“Twenty years from now you will be more disappointed by the things you didn’t do than by the ones you did do. So throw off the bowlines. Sail away from the safe harbor. Catch the trade winds in your sails. Explore. Dream. Discover.”

TravelHaven Journal – Costa Rica Adventure 11

Another Day at Manuel Antonio

My second morning at Manuel Antonio National Park starts with a toucan in the tree next to my porch. It isn’t as large or colorful as I expected (thanks, Froot Loops), but that beak is just as I knew it would be—long and curved.

We’re picked up from the lobby at 7:45 by an Iguana Tours bus again for a 2 ½ hour nature hike in the National Park. We plan to devote the afternoon to the beach.

We’re paired with a Spanish-speaking couple, which means our guide has to give his remarks twice—once in Spanish and then in English. Of course, this slows us down considerably and after about 45 minutes, we’ve only seen a three-toed sloth, a spider and a grasshopper. We were very hot and the slow pace was very frustrating, so we decide to peel off from the tour and head for the beach.

We spend about three hours at the National Park beach. The bottom Is very stony near the shore with some very large rocks submerged a little past that, but once you get by those, it’s wonderful! The Pacific water is surprisingly warm with a soft sandy bottom.

Around 1:00, we walk to the nearby village for lunch. After eating, we go to the bus stop to head back to the beach and, after standing there a while, we figure that a bus surely should have come by now. About that time, an American guy comes over and tells us the police have blocked off the road, which means the bus can’t get to us. We have to hike a little way up the road to catch the bus back to the hotel.

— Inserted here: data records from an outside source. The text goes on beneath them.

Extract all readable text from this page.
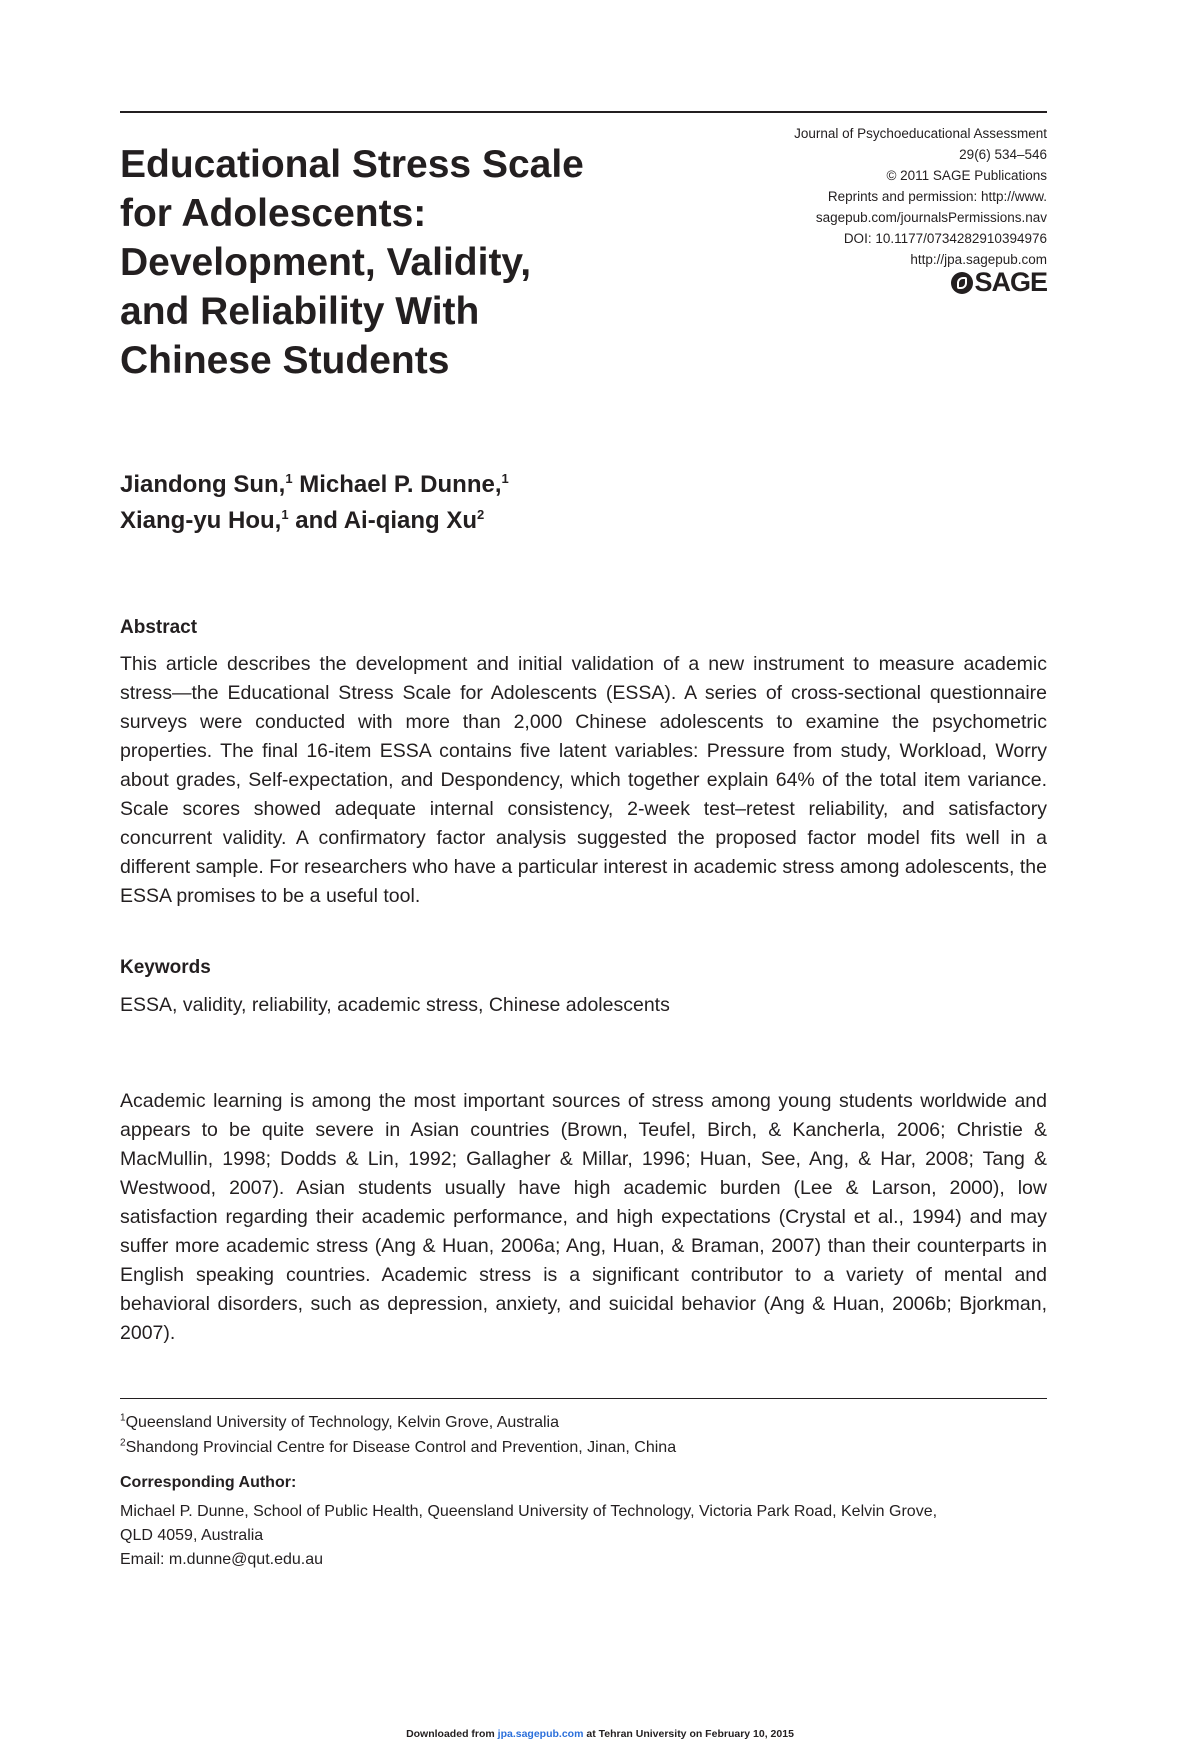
Educational Stress Scale
for Adolescents:
Development, Validity,
and Reliability With
Chinese Students
Journal of Psychoeducational Assessment
29(6) 534–546
© 2011 SAGE Publications
Reprints and permission: http://www.
sagepub.com/journalsPermissions.nav
DOI: 10.1177/0734282910394976
http://jpa.sagepub.com
SAGE
Jiandong Sun,$^1$ Michael P. Dunne,$^1$
Xiang-yu Hou,$^1$ and Ai-qiang Xu$^2$
Abstract

This article describes the development and initial validation of a new instrument to measure academic stress—the Educational Stress Scale for Adolescents (ESSA). A series of cross-sectional questionnaire surveys were conducted with more than 2,000 Chinese adolescents to examine the psychometric properties. The final 16-item ESSA contains five latent variables: Pressure from study, Workload, Worry about grades, Self-expectation, and Despondency, which together explain 64% of the total item variance. Scale scores showed adequate internal consistency, 2-week test–retest reliability, and satisfactory concurrent validity. A confirmatory factor analysis suggested the proposed factor model fits well in a different sample. For researchers who have a particular interest in academic stress among adolescents, the ESSA promises to be a useful tool.

Keywords
ESSA, validity, reliability, academic stress, Chinese adolescents

Academic learning is among the most important sources of stress among young students worldwide and appears to be quite severe in Asian countries (Brown, Teufel, Birch, & Kancherla, 2006; Christie & MacMullin, 1998; Dodds & Lin, 1992; Gallagher & Millar, 1996; Huan, See, Ang, & Har, 2008; Tang & Westwood, 2007). Asian students usually have high academic burden (Lee & Larson, 2000), low satisfaction regarding their academic performance, and high expectations (Crystal et al., 1994) and may suffer more academic stress (Ang & Huan, 2006a; Ang, Huan, & Braman, 2007) than their counterparts in English speaking countries. Academic stress is a significant contributor to a variety of mental and behavioral disorders, such as depression, anxiety, and suicidal behavior (Ang & Huan, 2006b; Bjorkman, 2007).

$^1$Queensland University of Technology, Kelvin Grove, Australia
$^2$Shandong Provincial Centre for Disease Control and Prevention, Jinan, China
Corresponding Author:
Michael P. Dunne, School of Public Health, Queensland University of Technology, Victoria Park Road, Kelvin Grove,
QLD 4059, Australia
Email: m.dunne@qut.edu.au
Downloaded from jpa.sagepub.com at Tehran University on February 10, 2015
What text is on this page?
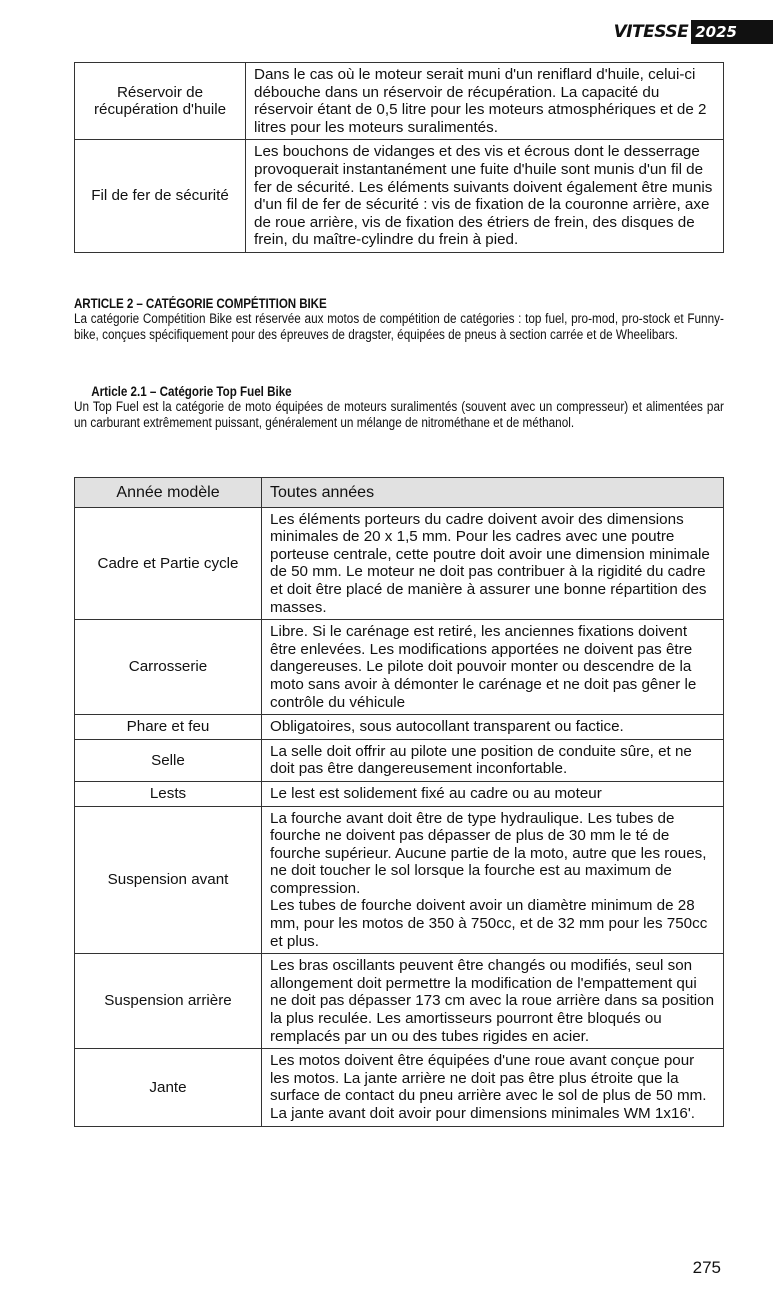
VITESSE 2025
Réservoir de
récupération d'huile	Dans le cas où le moteur serait muni d'un reniflard d'huile, celui-ci débouche dans un réservoir de récupération. La capacité du réservoir étant de 0,5 litre pour les moteurs atmosphériques et de 2 litres pour les moteurs suralimentés.
Fil de fer de sécurité	Les bouchons de vidanges et des vis et écrous dont le desserrage provoquerait instantanément une fuite d'huile sont munis d'un fil de fer de sécurité. Les éléments suivants doivent également être munis d'un fil de fer de sécurité : vis de fixation de la couronne arrière, axe de roue arrière, vis de fixation des étriers de frein, des disques de frein, du maître-cylindre du frein à pied.
ARTICLE 2 – CATÉGORIE COMPÉTITION BIKE
La catégorie Compétition Bike est réservée aux motos de compétition de catégories : top fuel, pro-mod, pro-stock et Funny-bike, conçues spécifiquement pour des épreuves de dragster, équipées de pneus à section carrée et de Wheelibars.
Article 2.1 – Catégorie Top Fuel Bike
Un Top Fuel est la catégorie de moto équipées de moteurs suralimentés (souvent avec un compresseur) et alimentées par un carburant extrêmement puissant, généralement un mélange de nitrométhane et de méthanol.
Année modèle	Toutes années
Cadre et Partie cycle	Les éléments porteurs du cadre doivent avoir des dimensions minimales de 20 x 1,5 mm. Pour les cadres avec une poutre porteuse centrale, cette poutre doit avoir une dimension minimale de 50 mm. Le moteur ne doit pas contribuer à la rigidité du cadre et doit être placé de manière à assurer une bonne répartition des masses.
Carrosserie	Libre. Si le carénage est retiré, les anciennes fixations doivent être enlevées. Les modifications apportées ne doivent pas être dangereuses. Le pilote doit pouvoir monter ou descendre de la moto sans avoir à démonter le carénage et ne doit pas gêner le contrôle du véhicule
Phare et feu	Obligatoires, sous autocollant transparent ou factice.
Selle	La selle doit offrir au pilote une position de conduite sûre, et ne doit pas être dangereusement inconfortable.
Lests	Le lest est solidement fixé au cadre ou au moteur
Suspension avant	La fourche avant doit être de type hydraulique. Les tubes de fourche ne doivent pas dépasser de plus de 30 mm le té de fourche supérieur. Aucune partie de la moto, autre que les roues, ne doit toucher le sol lorsque la fourche est au maximum de compression.
Les tubes de fourche doivent avoir un diamètre minimum de 28 mm, pour les motos de 350 à 750cc, et de 32 mm pour les 750cc et plus.
Suspension arrière	Les bras oscillants peuvent être changés ou modifiés, seul son allongement doit permettre la modification de l'empattement qui ne doit pas dépasser 173 cm avec la roue arrière dans sa position la plus reculée. Les amortisseurs pourront être bloqués ou remplacés par un ou des tubes rigides en acier.
Jante	Les motos doivent être équipées d'une roue avant conçue pour les motos. La jante arrière ne doit pas être plus étroite que la surface de contact du pneu arrière avec le sol de plus de 50 mm. La jante avant doit avoir pour dimensions minimales WM 1x16'.
275
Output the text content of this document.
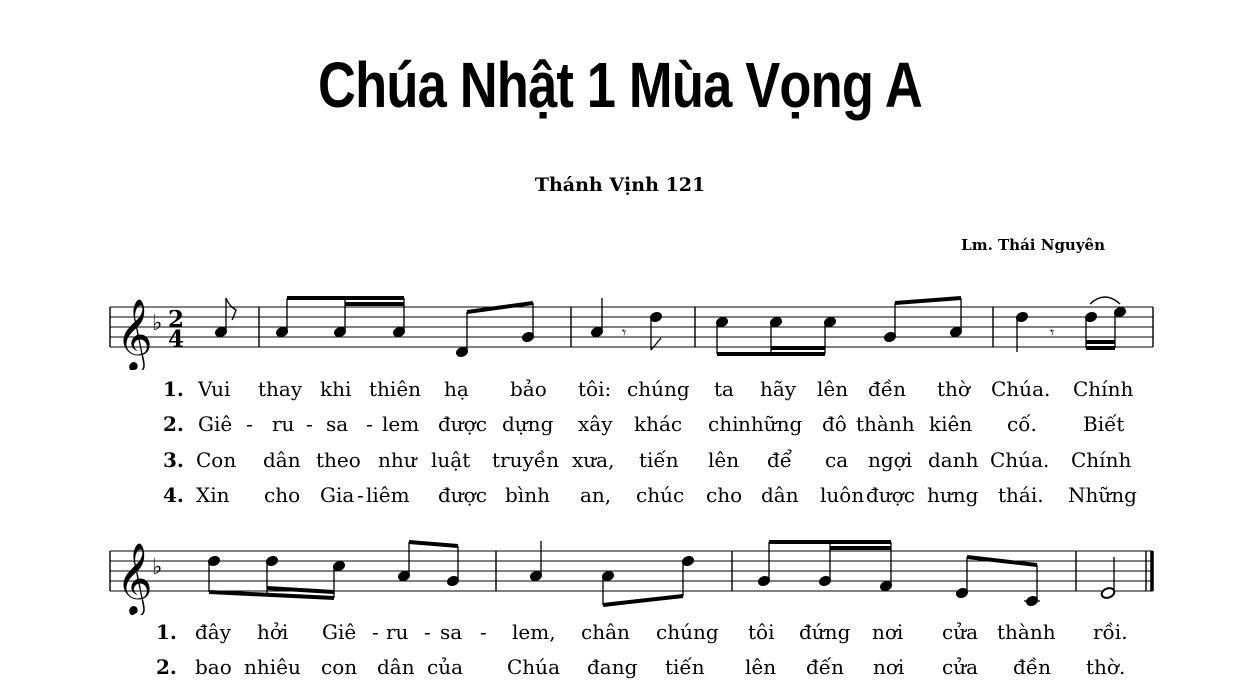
Chúa Nhật 1 Mùa Vọng A
Thánh Vịnh 121
Lm. Thái Nguyên
𝄞 ♭ 2
4	𝄾	𝄾
1. Vui thay khi thiên hạ bảo tôi: chúng ta hãy lên đền thờ Chúa. Chính
2. Giê - ru - sa - lem được dựng xây khác chi những đô thành kiên cố. Biết
3. Con dân theo như luật truyền xưa, tiến lên để ca ngợi danh Chúa. Chính
4. Xin cho Gia - liêm được bình an, chúc cho dân luôn được hưng thái. Những
𝄞 ♭
1. đây hởi Giê - ru - sa - lem, chân chúng tôi đứng nơi cửa thành rồi.
2. bao nhiêu con dân của Chúa đang tiến lên đến nơi cửa đền thờ.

It turns out that the vendors who usually line the beach selling their wares mostly don’t have permits. Today, the police are cracking down on them. This explains the strong police presence we noticed earlier in the day (probably they expected protests or trouble due to the crackdown). Standing at the bus stop we can see just a couple of policemen still on the beach.

The rest of the day we spend just relaxing at the hotel – napping, reading, talking. It was a nice change of pace from our activities and the constant sunshine.

In the evening, we take the local bus into Quepos, about a 15 minute ride. Not sure where to get off, we ride all the way to the end of the line. Then we walk around a little, looking at shops and decide on El Gran Escape (The Great Escape) for dinner. It was a wonderful meal, especially their signature drink with cacique, rum, orange juice and something else. It tasted like a creamsicle—Yum! The food was also delicious. We leave the restaurant, grab a cab for home, and retire for the night.